I picked three shows to watch and have read their synopses on Wikipedia, but after watching the first season of one show, I wonder if I have the chops to write in that style. Comedy isn't my area of expertise, but for this fellowship I need to be able to demonstrate some skill in this area. The night before last, I voiced my struggle with my husband and even mentioned an idea I have for the show, but judging by his response and expression I really need to flesh it out.

What I need to do.
I think I'm so worried about failing at this it is distracting me from even getting started. I really have to get past this because time to get a draft done is running out. I'm going to have to put action behind my words and buckle down and get something on paper this weekend. A bad script is better than no script at all, because you can improve on something bad, but if there is nothing there to work with how do you get past that.

 I need to address the ways in which I hold my own self back. I need to prioritize my writing goals and create a schedule that will force me to write something everyday even if it is only one page. In addition to getting some writing done I need to work on the task of developing this schedule and really stick to it. While I wish my blog entry was more exciting, I'm glad to be addressing this issue with all of you. It's important that I'm honest with myself and sharing with you all helps.

Thanks for reading.

Saturday, January 1, 2011

My Goal is to Write for 2011

Happy New Year everyone. I hope all of you have recovered from your New Year's Eve hangovers. For those of you who didn't drink or over indulge in libations, you are already off to a good start.

With a new year people all over the globe are hyped about their new year resolutions. It's time to start over, start fresh, and give 2011 all you've got. The shame is that this invigorating attitude tends not to last. It is gone for most people by March. Come June, people are figuring out how they can make it through the rest of the year. And then by December, everyone is ready to close the door and start it all over again. It becomes a never ending cycle. I'm ready to break that chain.

In previous blogs I've mentioned that I've felt both professional and personal growth over the last couple of year. Well, I'm ready to step up my game and get to that next level. In the past, I've said that I've wanted to get an agent, get accepted into a writing fellowship, win a screen writing competition, get discovered, and eventually make my living as a screenwriter. I know, nice aspirations to have.

For the month of December I spent a lot of time trying to figure out how I'm going to achieve these different goals. I decided to take the hubby's advice and keep my goal simple for 2011. That goal is to write and only write.
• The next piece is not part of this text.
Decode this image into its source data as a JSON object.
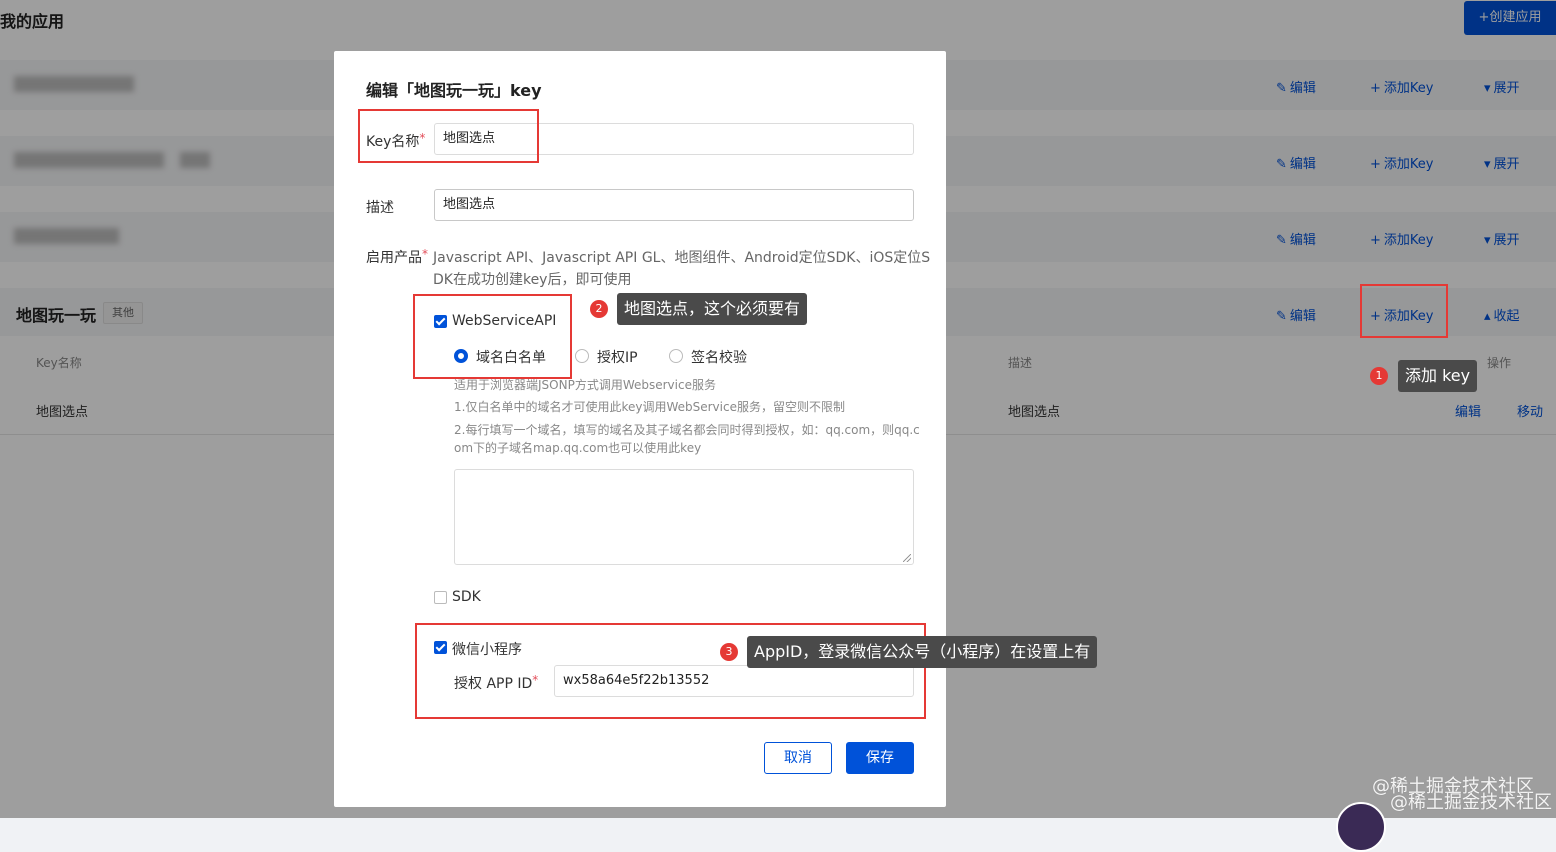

While I was thinking about my goals for 2011, a light bulb went off in my head. I realized that everything I want and need to achieve stems from my writing. It's my foundation. If I'm not writing, my ideas aren't becoming complete stories that can win a contest, generate buzz, interest a producer, studio exec, or production company. Although I've been pursuing screen writing  for five years, I'm no industry insider. I'm still trying to wedge my foot in the door and only industry insiders get to sell ideas. I think I'm more likely to get hit by a truck than I am to sell an idea. While I wish I had that luxury I accept the fact that I don't. Like a drug dealer, I need a solid product, in my case a finished script. Something that will turn the heads of major players in the game. Right now, I'm slinging trying to get my hustle on, and while I've made some small deals; what I really need is the script that will grab the attention of the major players. Unlike drug dealers, it isn't once sole product for me. I need to write a bunch of scripts. The only way to grow as a writer is to write. I have no character development, no plot, no substance, no story arc if I'm not writing.

For 2011, my major goal on the screen writing front is to write and to write a lot. I can't worry about winning contest if the quality of my scripts are sub par. Practice makes perfect. I have plenty of story ideas that I want to turn into screenplays and fellowships to apply to, so there is no lack of substance. My task to achieve this goal will be to stay on task. I begin now and have a year to actualize this goal. Wish me not luck, but due diligence.